You may be practicing social distancing, but because you live in the big city there are moments when you might need to take public transport. The question you’re probably asking yourself is whether taking trains, buses, or cabs is safe in the age of the novel coronavirus COVID-19.
It may be good to know that operators are making sure you can travel safely. New York’s MTA will scale up efforts to ensure workers disinfect stations twice a day (in the morning and evening) by St Patrick’s Day. All of its trains including the subway, Long Island Rail Road, and Metro-North cars are currently being disinfected every 72 hours (via ABC). Similar efforts to keep facilities disinfected are reported in San Francisco (via San Francisco Examiner); and Washington DC (via The Washington Post).
But there are a few tips to try and ensure you remain safe and healthy when you take different forms of public transit.

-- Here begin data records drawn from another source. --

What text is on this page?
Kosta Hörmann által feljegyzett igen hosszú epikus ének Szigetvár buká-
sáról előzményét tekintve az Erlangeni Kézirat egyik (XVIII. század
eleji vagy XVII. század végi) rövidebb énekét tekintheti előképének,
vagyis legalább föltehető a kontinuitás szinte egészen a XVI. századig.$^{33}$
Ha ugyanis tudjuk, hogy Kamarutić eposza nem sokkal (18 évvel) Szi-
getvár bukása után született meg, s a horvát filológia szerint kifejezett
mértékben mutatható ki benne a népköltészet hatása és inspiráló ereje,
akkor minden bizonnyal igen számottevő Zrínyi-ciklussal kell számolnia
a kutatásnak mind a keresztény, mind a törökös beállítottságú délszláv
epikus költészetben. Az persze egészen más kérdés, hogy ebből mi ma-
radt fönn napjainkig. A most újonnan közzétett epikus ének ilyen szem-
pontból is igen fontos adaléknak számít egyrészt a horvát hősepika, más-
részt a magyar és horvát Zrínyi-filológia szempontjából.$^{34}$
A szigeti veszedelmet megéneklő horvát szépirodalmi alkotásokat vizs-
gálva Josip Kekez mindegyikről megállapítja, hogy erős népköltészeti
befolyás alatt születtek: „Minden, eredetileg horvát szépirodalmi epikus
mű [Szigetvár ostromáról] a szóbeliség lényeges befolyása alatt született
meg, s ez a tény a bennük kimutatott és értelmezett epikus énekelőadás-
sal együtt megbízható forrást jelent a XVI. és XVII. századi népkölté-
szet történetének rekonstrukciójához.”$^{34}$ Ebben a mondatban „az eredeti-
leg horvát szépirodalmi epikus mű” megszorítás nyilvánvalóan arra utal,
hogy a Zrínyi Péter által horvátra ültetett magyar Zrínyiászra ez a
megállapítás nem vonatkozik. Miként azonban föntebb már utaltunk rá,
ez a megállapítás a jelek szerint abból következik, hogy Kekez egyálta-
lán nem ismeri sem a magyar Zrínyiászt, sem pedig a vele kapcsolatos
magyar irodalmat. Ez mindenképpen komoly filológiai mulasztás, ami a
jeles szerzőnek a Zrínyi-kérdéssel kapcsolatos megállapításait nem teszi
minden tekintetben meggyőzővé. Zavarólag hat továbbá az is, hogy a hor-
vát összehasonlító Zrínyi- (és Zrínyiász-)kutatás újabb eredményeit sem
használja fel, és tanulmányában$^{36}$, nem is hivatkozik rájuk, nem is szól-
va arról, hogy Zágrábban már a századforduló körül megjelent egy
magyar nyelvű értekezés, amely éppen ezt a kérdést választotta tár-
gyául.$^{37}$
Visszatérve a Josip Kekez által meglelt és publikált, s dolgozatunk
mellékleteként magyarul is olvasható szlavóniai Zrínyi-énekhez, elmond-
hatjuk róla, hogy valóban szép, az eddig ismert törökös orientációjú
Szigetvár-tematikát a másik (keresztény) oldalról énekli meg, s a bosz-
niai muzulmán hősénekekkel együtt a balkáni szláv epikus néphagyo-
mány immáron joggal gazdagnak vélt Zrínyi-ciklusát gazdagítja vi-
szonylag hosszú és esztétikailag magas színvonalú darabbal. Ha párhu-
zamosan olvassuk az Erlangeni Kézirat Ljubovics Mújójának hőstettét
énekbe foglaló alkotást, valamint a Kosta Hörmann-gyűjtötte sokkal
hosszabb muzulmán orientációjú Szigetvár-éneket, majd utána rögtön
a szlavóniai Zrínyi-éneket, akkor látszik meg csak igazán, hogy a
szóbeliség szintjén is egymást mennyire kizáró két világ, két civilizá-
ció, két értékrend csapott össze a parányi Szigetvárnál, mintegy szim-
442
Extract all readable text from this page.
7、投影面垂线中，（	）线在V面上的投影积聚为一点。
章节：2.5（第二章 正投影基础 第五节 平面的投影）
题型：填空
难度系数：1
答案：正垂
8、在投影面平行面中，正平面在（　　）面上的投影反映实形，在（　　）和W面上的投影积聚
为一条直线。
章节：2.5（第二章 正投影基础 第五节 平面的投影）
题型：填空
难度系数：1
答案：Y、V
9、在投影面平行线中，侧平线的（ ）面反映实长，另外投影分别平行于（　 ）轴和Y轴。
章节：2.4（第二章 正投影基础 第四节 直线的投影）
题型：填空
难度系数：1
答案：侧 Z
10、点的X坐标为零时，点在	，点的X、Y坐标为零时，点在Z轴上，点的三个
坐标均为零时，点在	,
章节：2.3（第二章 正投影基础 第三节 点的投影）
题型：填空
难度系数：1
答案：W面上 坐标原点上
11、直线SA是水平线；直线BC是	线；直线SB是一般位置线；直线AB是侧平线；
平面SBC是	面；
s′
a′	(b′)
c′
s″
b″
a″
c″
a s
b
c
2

Some experts say you are better off keeping your phone stored when you are on public transport, and while this may be a difficult habit to break, New York-based professor of infectious diseases Amira Roess says you can place your phone in a location that is different from where you usually place it, so you are reminded of why your phone might be in that different place. Also, clean your phone regularly, and wash your hands properly after you handle your phone (via Business Insider).
Try not to touch anything while you are on public transport
If you take the train, now will be a good time to work on your core and balance. Try not to touch any handrails, as anyone who might have the COVID-19 coronavirus might have left viral traces for the next unsuspecting passenger. Try your best to practice social distancing and keep three to six feet away from other passengers, especially anyone who might have coughed. And if despite your best efforts you need to grab onto something use a tissue which you can discard, try to keep the other hand clean, and wash both hands properly as soon as you can (via The Guardian).
Hand sanitizer is critical when you take public transport. “If you don’t have access to water or soap right away, use an alcohol-based hand sanitizer,” infectious disease specialist Avisheh Forouzesh told Business Insider. “That’s one thing that’s easy and everyone can do.” And if the thought of getting on a bus or train turns your stomach, try and travel when public transport is less crowded.
But if you really aren’t in love with the idea of public transport and if its feasible, you may want to try biking or walking (as the The New York Times says some New York commuters have started to do) — and you could end up getting more fit as an unintended positive consequence.